The Harley Davidson motorcycle company was first established in 1903. This was a time when motorcycles were undergoing a continuous evolution and getting better with each passing decade. The automotive industry was in its infancy and dedicated motorcycle engineers and designers were hard at work, making new discoveries.
By the 1980s, Harley-Davidson had come a long way. With a reputation that could stand up to any other, they produced some of the finest motorcycles in the world with a unique and immediately recognizable appearance and sound. Here are the five best Harley Davidson motorcycles from the 1980s.
5. 1980s FLT Tour Glide (1979-1996)
The FLT Electra Glide was made in the image of the FLH, with the exception of a larger frame and a bigger feel. This iconic Harley was manufactured from 1979 and continued through 1996. What makes this bike so special in the Harley-Davidson lineup is that it broke ground by sporting a new engine mounting system that made use of rubber material for the engine mounts.
This didn't interfere with the classic Harley vibration nor did it impede the characteristic Harley idle rumble. Perhaps the biggest improvement that this new addition made was to make the bike a more comfortable tourer with less vibration in the frame. It was the preferred alternative to riders who loved the FLH but felt it was too small.
4. 1985 FXRP
You can ask any officer that rode a 1985 FXRP how well they liked it. It was a special customized design taken from the inspiration of the popular FXR and decked out for use by the police force. It was one hell of a touring bike, but the police variation came with panniers, a special windscreen, ties and floorboards to make it suitable for use by law enforcement.
The chrome pieces were substituted with matte black paint, making them look more official and less flashy. Precision handling and the ultimate in comfort were the features that made the 1985 FXRP such a special bike in the Harley-Davidson family of special editions.
3. 1983 XLH-61
The XLH-61 was a bike that was favored by riders who preferred a sportbike that had the appearance of a Sportster that had been stripped bare. It was also offered at a pared down price tag of $4,000, versus an additional $3 grand on top of that if you wanted the XR-1000. The daring biker who liked to push the limits of barely street legal enjoyed the speed of this bike. It was an excellent choice if you wanted a road racer that could also be ridden on the roads without the threat of penalty.
2. 1983 XR-1000
1983 XR-1000 was the alternative to the XLH-61 for those who were more into the look of a cafe racer and didn't mind paying a premium price. It cornered the market on aesthetics, and although sales weren't as high for this model as they were for the stripped down Sportster, there were a few who shelled out the $7,000 retail price.

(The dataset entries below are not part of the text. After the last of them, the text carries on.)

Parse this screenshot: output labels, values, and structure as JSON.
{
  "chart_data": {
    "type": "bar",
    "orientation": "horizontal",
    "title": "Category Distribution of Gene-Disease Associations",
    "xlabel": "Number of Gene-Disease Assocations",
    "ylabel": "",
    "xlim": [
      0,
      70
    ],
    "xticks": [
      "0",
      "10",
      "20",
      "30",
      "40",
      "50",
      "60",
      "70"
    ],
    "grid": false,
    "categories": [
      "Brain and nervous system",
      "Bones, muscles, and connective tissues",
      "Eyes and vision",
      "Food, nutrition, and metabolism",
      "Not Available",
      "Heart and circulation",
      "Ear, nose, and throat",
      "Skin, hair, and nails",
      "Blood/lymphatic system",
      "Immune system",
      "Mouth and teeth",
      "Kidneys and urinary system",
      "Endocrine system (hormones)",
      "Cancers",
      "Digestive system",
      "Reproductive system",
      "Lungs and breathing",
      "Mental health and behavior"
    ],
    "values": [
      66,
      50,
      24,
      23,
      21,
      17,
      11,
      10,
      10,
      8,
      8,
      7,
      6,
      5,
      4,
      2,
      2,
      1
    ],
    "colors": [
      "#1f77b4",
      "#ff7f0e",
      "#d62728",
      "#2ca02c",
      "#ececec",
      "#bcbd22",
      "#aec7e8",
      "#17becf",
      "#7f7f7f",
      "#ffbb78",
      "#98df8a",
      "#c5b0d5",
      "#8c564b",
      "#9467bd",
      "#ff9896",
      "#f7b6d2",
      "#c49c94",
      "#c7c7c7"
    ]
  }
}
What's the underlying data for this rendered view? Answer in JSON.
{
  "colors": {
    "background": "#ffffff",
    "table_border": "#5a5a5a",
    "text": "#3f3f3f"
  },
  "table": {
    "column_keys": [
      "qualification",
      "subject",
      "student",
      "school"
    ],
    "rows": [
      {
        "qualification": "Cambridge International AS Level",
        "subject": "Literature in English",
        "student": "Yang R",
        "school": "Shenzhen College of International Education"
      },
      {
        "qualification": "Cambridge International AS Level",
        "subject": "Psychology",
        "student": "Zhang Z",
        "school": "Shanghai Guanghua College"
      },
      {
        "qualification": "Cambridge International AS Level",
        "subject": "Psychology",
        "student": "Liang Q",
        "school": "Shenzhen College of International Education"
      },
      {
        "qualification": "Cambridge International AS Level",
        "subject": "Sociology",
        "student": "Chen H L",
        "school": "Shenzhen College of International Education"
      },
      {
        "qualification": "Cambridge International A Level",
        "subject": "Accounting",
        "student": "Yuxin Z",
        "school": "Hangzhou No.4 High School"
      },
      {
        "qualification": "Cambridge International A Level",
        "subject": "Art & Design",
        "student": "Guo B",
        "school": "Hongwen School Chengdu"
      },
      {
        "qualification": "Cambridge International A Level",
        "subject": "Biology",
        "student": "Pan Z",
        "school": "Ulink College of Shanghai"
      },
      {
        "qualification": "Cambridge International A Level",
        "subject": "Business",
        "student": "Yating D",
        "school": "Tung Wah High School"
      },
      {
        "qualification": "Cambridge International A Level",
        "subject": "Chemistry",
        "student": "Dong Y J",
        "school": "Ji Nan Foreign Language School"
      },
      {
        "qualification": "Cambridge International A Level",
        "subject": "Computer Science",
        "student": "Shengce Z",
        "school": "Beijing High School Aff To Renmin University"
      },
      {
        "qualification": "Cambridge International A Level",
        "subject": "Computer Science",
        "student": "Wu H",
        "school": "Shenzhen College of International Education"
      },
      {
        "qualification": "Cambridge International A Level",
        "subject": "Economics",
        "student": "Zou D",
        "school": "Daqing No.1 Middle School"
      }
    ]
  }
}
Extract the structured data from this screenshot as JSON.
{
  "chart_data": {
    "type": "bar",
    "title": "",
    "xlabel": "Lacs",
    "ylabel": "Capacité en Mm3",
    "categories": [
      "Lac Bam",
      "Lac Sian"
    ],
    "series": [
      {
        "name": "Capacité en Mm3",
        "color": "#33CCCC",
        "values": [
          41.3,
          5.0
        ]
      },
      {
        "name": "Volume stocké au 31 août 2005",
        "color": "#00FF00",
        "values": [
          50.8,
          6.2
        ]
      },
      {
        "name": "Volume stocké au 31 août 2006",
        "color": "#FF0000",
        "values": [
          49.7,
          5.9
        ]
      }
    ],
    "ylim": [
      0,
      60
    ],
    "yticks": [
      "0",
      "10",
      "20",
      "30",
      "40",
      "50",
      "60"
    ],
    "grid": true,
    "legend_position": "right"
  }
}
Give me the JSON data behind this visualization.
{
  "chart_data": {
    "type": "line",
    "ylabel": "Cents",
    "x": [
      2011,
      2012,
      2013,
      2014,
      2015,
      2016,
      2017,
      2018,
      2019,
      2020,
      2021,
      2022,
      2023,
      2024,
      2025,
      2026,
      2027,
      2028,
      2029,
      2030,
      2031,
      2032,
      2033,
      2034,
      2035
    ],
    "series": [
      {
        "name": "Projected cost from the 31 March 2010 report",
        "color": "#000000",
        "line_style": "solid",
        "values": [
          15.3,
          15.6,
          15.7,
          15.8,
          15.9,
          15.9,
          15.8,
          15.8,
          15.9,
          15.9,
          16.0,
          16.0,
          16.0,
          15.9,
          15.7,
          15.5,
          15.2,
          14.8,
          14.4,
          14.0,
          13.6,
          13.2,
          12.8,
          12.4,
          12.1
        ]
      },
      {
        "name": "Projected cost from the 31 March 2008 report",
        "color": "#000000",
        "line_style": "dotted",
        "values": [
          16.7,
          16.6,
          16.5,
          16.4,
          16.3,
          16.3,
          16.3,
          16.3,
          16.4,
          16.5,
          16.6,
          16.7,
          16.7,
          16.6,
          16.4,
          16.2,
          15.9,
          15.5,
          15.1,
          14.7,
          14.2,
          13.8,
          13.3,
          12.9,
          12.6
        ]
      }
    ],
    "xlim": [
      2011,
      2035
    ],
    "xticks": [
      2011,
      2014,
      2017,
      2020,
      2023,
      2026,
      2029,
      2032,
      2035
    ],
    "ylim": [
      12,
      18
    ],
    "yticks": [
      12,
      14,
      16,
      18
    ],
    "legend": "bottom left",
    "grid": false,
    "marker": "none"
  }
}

The famed "Lucifer's Hammer" was a special edition of the model that was tricked and tuned to take the win at Daytona, making it more attractive despite the price tag. This was just the beginning and it went on to win multiple high stakes races.
1. 1984 FXRDG Disc Glide
This iconic bike was dubbed with the nickname the Willie G. Special. If you can find one, you've just located a treasure, because it's a limited edition and is now very rare. There were only 810 that rolled off production lines.
This Harley-Davidson example follows their habit of highly customizing bikes to make them extra special and this Wide Glide variant is indeed a gem. It features a totally blacked out engine and transmission and a 16-inch disc rear wheel made of solid aluminum. We thought it only fitting to place this bike in the number one position for all Harley's made in the 1980s era.